1992’de çalışanlar olarak gazeteye fiilen el koyduk. “Günaydın” ismi hacizli olduğu için “Yeni Günaydın” ve “Süper Tan” adında iki yeni gazete kurduk. BEGA adlı şirket üzerinden yayın yaptık. Belediyelerden, sendikalardan ve sivil toplum kuruluşlarından destek aldık. Maaşlarımız az da olsa düzenli ödenmeye başlandı.
Ancak bu dayanışma da uzun sürmedi. İstanbul’dan gelen haberle morallerimiz bozuldu. Genel Yayın Müdürü Saruhan Ayber ile yaşadığım fikir ayrılığı üzerine gazeteden ayrıldım.
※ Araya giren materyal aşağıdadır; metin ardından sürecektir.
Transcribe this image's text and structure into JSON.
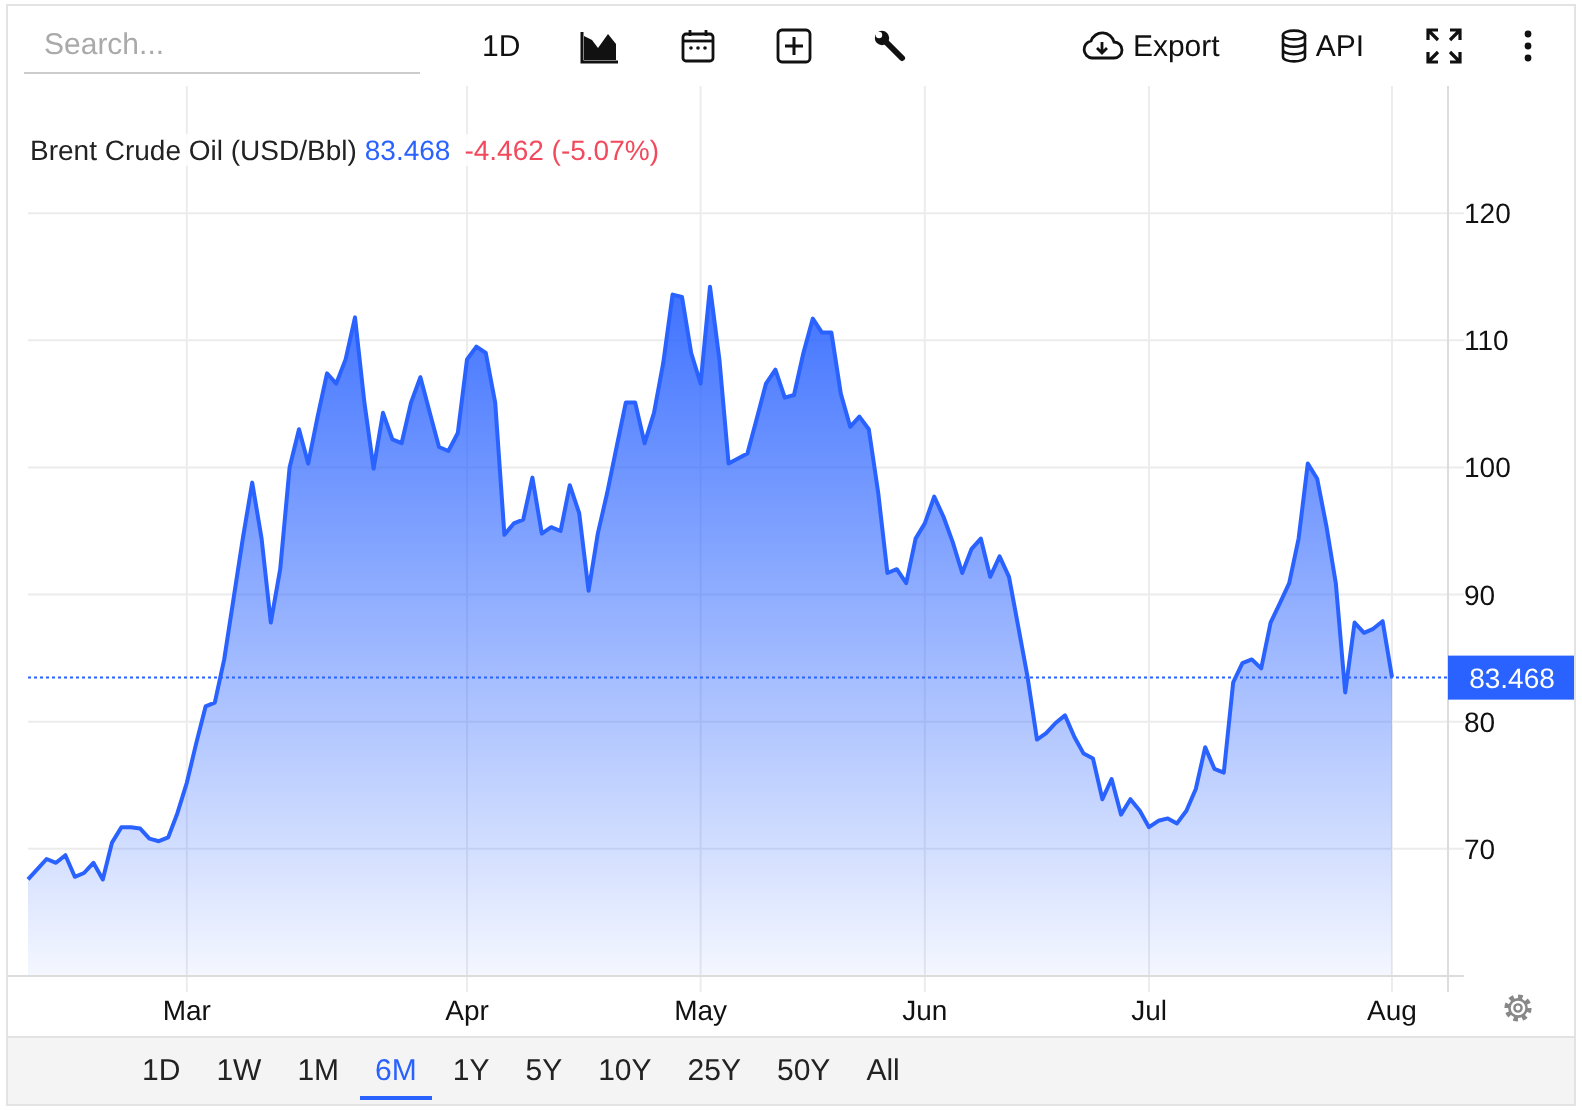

Saruhan Ayber, kısa süre sonra gazeteyi “Kömür Kralı” Bekir Kutmangil’e sattı. Promosyonlarla tiraj artırmaya çalışsalar da başarılı olamadılar. Ve 23 Mayıs 1995 sabahı ekranlara düşen son dakika haberiyle sarsıldık. Bekir Kutmangil, evinin önünde eski koruması tarafından öldürülmüştü.
Daha sonra gazeteyi alan Mehmet Saruhan adlı kişi, kupon karşılığı buzdolabı dağıtma vaadiyle tirajı artırmaya çalıştı. Ancak vaat ettiği ürünleri vermeyince binlerce okuyucu dava açtı. Saruhan yargılandı ve tutuklandı.
Bütün bu trajik olaylar zinciri sonunda, efsane Günaydın gazetesi tarihin tozlu raflarında yerini aldı.
Haldun Simavi'nin kurduğu Günaydın, sadece bir gazete değildi; bir dönemdi, bir ekoldü, bir habercilik anlayışıydı. Ne yazık ki bu büyük misyon, 1988’deki satışla birlikte yavaş yavaş yok oldu.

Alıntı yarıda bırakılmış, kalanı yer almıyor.